I’ve seen a number of sources state that ____ words account for __% of spoken language. These figures vary everywhere, but I’m presuming they come from Zipf’s Law. Of course it’s going to be more complex than this, but it’s intriguing none-the-less.
So I decided to do a bit of analysis on Welsh myself using the past 5 weeks of Pobol Y Cwm episodes as a basis for the data.
Here is the process I followed:
- I took the past 5 weeks of Pobol Y Cwm episode scripts
- Analysed the frequency of each unique word spoken and the number of words in each percentile.
- Plotted the data on a graph
Here’s a basic overview of my findings:
- In all 15 episodes, there were 3,571 unique words.

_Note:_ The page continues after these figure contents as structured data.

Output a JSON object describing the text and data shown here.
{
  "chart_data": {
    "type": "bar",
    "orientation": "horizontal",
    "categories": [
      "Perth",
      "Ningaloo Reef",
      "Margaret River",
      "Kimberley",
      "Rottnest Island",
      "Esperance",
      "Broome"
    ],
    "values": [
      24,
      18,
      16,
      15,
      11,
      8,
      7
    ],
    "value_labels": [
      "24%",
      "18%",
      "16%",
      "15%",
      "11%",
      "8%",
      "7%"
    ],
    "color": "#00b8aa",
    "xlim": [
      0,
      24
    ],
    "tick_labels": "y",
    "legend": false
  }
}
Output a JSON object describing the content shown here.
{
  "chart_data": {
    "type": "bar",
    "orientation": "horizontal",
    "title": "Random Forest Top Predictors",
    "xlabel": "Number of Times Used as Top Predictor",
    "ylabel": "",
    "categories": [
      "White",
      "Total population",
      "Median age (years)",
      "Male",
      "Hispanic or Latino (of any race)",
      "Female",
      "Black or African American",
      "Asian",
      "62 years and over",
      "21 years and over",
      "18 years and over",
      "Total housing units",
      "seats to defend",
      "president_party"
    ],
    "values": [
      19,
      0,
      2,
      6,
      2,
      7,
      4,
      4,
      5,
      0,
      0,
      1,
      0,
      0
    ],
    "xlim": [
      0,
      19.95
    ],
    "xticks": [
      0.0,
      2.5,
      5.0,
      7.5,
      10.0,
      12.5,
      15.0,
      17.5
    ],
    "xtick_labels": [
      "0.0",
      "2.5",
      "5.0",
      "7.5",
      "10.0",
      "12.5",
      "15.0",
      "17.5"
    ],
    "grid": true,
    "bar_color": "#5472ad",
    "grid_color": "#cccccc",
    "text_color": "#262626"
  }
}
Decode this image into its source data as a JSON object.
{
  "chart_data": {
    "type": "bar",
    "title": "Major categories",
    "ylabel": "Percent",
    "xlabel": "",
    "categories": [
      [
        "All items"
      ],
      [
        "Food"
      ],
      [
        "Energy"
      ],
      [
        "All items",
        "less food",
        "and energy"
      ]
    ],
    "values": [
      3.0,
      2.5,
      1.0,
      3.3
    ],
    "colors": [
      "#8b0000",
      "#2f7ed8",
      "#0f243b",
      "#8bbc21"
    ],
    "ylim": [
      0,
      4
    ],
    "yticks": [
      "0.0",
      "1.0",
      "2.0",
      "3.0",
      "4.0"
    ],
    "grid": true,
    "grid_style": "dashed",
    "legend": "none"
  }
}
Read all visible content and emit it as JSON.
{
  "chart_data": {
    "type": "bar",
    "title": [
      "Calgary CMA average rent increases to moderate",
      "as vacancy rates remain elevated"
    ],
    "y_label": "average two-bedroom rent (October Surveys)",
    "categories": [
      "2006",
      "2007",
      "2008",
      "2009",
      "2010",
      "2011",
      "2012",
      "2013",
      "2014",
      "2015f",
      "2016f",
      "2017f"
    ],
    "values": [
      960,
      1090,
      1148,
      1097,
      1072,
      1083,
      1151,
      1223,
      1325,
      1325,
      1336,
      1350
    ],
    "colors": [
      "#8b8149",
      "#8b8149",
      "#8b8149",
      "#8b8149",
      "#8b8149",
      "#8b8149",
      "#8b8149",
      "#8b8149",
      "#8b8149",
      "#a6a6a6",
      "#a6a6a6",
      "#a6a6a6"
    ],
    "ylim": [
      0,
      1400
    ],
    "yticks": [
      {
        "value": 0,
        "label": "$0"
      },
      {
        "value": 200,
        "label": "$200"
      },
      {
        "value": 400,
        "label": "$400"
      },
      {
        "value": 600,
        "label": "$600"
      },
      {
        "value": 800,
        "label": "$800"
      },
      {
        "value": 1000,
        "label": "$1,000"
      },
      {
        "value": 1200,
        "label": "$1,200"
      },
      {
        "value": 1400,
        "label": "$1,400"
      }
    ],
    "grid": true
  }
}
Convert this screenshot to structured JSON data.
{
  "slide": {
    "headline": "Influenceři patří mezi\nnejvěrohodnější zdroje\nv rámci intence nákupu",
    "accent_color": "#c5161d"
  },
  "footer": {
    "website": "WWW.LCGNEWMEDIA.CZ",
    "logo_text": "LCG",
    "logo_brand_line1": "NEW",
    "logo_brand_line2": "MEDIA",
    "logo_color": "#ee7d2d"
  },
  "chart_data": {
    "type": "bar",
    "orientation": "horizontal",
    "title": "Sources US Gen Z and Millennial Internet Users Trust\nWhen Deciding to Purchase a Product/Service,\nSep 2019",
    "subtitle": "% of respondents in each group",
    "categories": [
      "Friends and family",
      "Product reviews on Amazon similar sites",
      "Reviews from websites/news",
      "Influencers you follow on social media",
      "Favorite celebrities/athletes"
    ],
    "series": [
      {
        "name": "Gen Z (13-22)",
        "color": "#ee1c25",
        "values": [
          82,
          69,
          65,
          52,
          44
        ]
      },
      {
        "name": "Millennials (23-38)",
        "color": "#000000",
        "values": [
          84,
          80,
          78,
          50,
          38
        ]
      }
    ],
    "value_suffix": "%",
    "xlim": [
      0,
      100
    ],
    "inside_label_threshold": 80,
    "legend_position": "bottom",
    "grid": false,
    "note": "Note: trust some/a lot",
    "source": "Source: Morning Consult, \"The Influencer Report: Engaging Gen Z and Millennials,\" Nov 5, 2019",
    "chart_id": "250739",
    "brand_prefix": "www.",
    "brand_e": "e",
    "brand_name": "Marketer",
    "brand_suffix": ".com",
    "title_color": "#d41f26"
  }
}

- 1,090 words cover 90% of the dialogue.
- And just 468 words cover 80% of the dialogue.
- ‘i’ was the most common word, being used 1,573 times (4.76% of all words spoken)
I think this shows a really interesting insight into how little you really need to know to start getting to grips with conversations, aswell as how difficult “fluency” is to define.
Graph: Cumulative Word Usage in ‘Pobol Y Cwm’
Disclaimers and Inaccuracies:
For the sake of simplicity, variations, contractions, conjugations and mutations are all considered seperate words. i.e. gyda and 'da are counted seperately.
Similarly; words that can have different meanings based on context, for example ceir (plural of car / future of cael) are considered one word. This isn’t ideal, but I unfortunately don’t have the expertise to do much else.
There will therefore be small inaccuracies in this data, but it shouldn’t be too many points off
Anyway… Not sure if/how this would be useful to anyone, but I think it’s quite interesting.